なぜ損をしてまで債券を買うのか?金融機関が抱える切実な台所事情

投資家がマイナス利回りの債券を欲しがる最大の理由は、日本銀行のマイナス金利政策にあります。銀行が日銀の当座預金に資金を預け入れる際、一部の資金には年率0.1%もの「手数料」のようなコストが課せられる仕組みです。つまり、何もしないで日銀に預けておくと資産がどんどん減ってしまうため、マイナス幅がより小さい債券へ資金を移す方が、結果として損失を最小限に抑えられるという合理的な判断が働いているわけです。

編集者の視点から申し上げれば、この現象は日本の超低金利政策が極限まで進んでいる現状を象徴する出来事だと感じます。

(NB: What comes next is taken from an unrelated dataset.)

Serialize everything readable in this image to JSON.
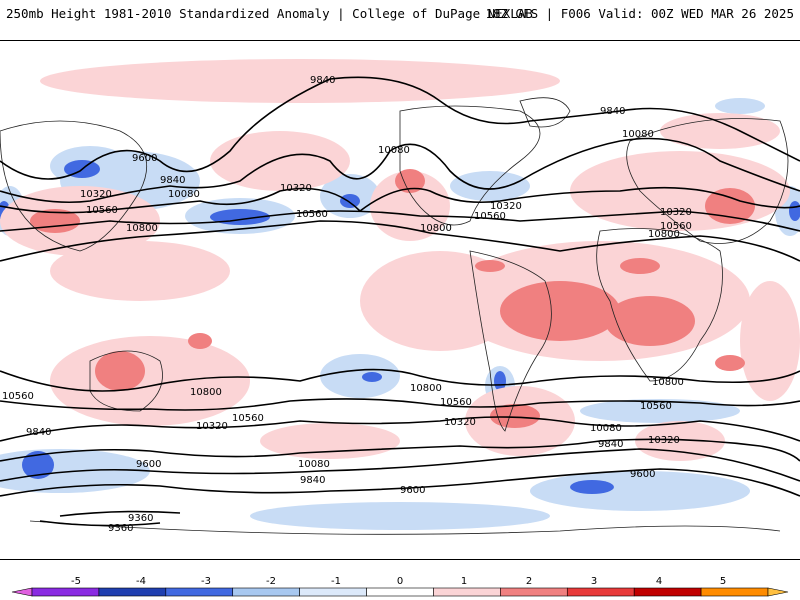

学生支援という公共性の高い事業を行う機構の債券が、金融機関の「資金の避難先」として選ばれたことは、今の日本がいかに運用の難しい局面にあるかを物語っているでしょう。資金の目減りを少しでも食い止めたいという切実なニーズが、マイナス金利債という特異な市場を支える原動力となっているのは、皮肉な現実と言わざるを得ません。

今後、このようなマイナス利回りでの発行が他の財投機関にも波及していくのか、2019年08月23日の最終的な条件決定とその後の市場反応が注目されます。もし他の法人も追随することになれば、日本の債券市場のあり方そのものが根本から変容していく可能性も十分に考えられるでしょう。異次元の金融環境が続く中で、私たちは資産運用の常識が刻一刻と書き換えられている瞬間に立ち会っているのかもしれません。